En la primera tentación, Jesús es invitado a buscar el alimento fuera de Dios y a reducir el Reino de Dios al bienestar económico. Al pedirle que “convierta las piedras en pan” es tentado a no aceptar los límites de su humanidad encarnada. Es pretender forzar la mano de Dios para abandonarse a una mentalidad milagrera. Misma situación corre para la segunda tentación, “Si eres Hijo de Dios…”: Jesús es manipulado para utilizar su condición de Hijo y así Dios se coloque a su disposición. Es decir, para el tentador, ser Hijo de Dios equivale a tener poder y gloria; en cambio, para Jesús es llevar a cabo fielmente la voluntad de su Padre.

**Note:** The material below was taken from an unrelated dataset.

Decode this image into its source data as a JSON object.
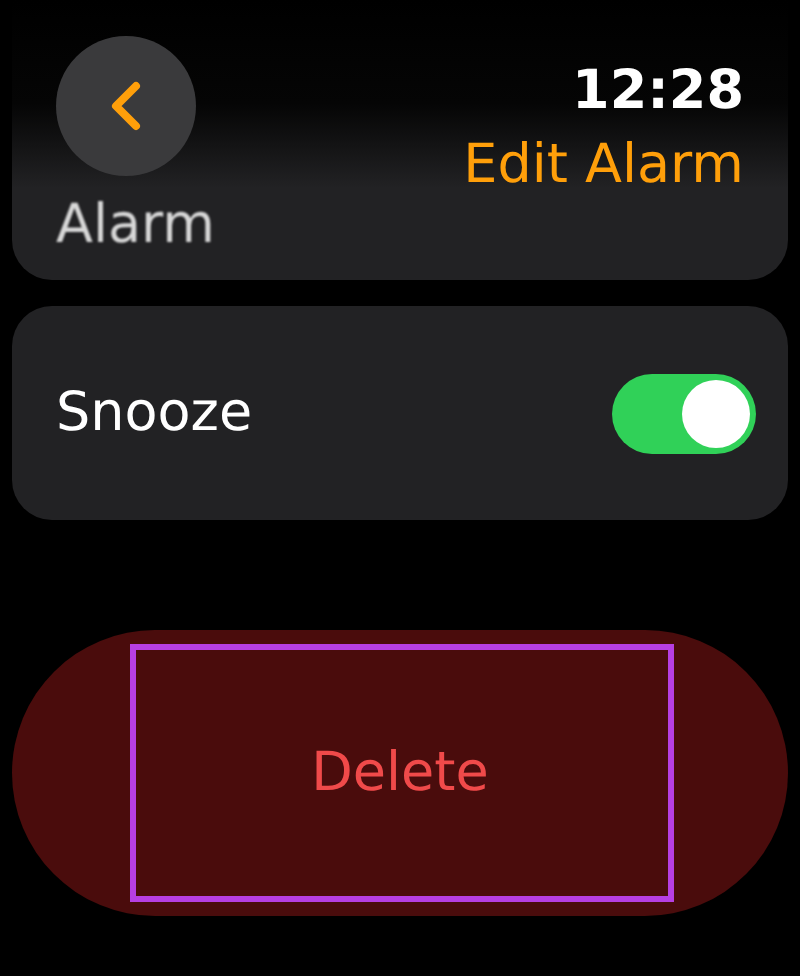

Finalmente, Jesús es llevado a renegar de Dios para someterse a los poderes de este mundo: “Te daré todo esto…”. En efecto, el maligno menosprecia a Jesús y lo seduce con aquello que, muchas veces, arruina al hombre: el poder y la riqueza. Al igual que Jesús, como Iglesia, cada creyente vive y padece sus tentaciones. Porque es tentado por el materialismo reinante, por transitar por el camino fácil, buscando el milagro oportuno o por vivir una fe individualista y sin compromiso alguno con los más excluidos. Por eso la desobediencia al plan de Dios trae como consecuencia una deshumanización que nos aleja de él. Solo el rechazo a las tentaciones hace posible una “humanización” de nuestros vínculos y de nuestra relación con Dios.
“Retírate, Satanás, porque está escrito: Adorarás al Señor, tu Dios, y a él solo rendirás culto” (Mt 4, 10).